Another thing to consider is that adding ".html" to your new URLs gives no benefit, and only makes the URL longer. Many threads here [webmasterworld.com] in the past few years have discussed going *to* extensionless URLs, rather than adding extensions to URLs. On my sites, I'd use "example.com/folder1/folder2/keyword" as the URL -- unless I could identify a good way to get rid of "/folder1/folder2" as well... :) This of course depends on your site, your goals, and whether "folder1" and "folder2" are actually additional keywords or not.

Jim

jinxed

8:36 pm on Dec 8, 2010 (gmt 0)

10+ Year Member



Thank you for your help Jim,

I have decided that the best approach for me here would probably be your second suggestion.

I have implemented this with the php 301 header redirect, which seems to functioning fine.

Code:

header ('HTTP/1.1 301 Moved Permanently');
header ('Location: '.$location);

As for your extension URL suggestion, I also conclude this is the way forward.
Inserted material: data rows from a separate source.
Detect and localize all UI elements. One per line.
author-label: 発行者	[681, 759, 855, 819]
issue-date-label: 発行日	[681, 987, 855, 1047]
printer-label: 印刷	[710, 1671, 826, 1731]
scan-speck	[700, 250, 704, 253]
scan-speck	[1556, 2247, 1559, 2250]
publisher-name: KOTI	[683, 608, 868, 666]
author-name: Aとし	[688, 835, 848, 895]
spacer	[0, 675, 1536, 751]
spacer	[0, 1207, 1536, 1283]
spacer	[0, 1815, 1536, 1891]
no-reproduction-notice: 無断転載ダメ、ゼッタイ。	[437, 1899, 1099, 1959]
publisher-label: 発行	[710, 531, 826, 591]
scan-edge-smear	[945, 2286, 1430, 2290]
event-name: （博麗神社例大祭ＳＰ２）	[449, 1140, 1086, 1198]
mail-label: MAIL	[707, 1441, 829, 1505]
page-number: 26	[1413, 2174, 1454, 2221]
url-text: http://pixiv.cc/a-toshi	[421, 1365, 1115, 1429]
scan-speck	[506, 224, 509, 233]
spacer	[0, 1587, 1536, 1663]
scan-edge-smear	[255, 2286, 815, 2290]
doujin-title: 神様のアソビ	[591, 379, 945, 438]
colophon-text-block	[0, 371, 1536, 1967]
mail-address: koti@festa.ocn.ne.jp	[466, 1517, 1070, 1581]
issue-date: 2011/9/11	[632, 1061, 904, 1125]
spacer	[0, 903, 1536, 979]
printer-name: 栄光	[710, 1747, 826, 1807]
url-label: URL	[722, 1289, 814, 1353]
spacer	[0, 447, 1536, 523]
I had planned to use this format for my site redesign.

jdMorgan

11:22 pm on Dec 8, 2010 (gmt 0)

WebmasterWorld Senior Member 10+ Year Member



"Seems to be functioning fine."

I'd advise that you check your server response using the "Live HTTP Headers" add-on for Firefox and Mozilla-based browsers (or a similar add-on) to be sure... Verify that the status code returned by the server is indeed "301".

Jim

jinxed

7:09 pm on Dec 9, 2010 (gmt 0)

10+ Year Member



"Live HTTP Headers" did indeed confirm that the 301 status code was being produced.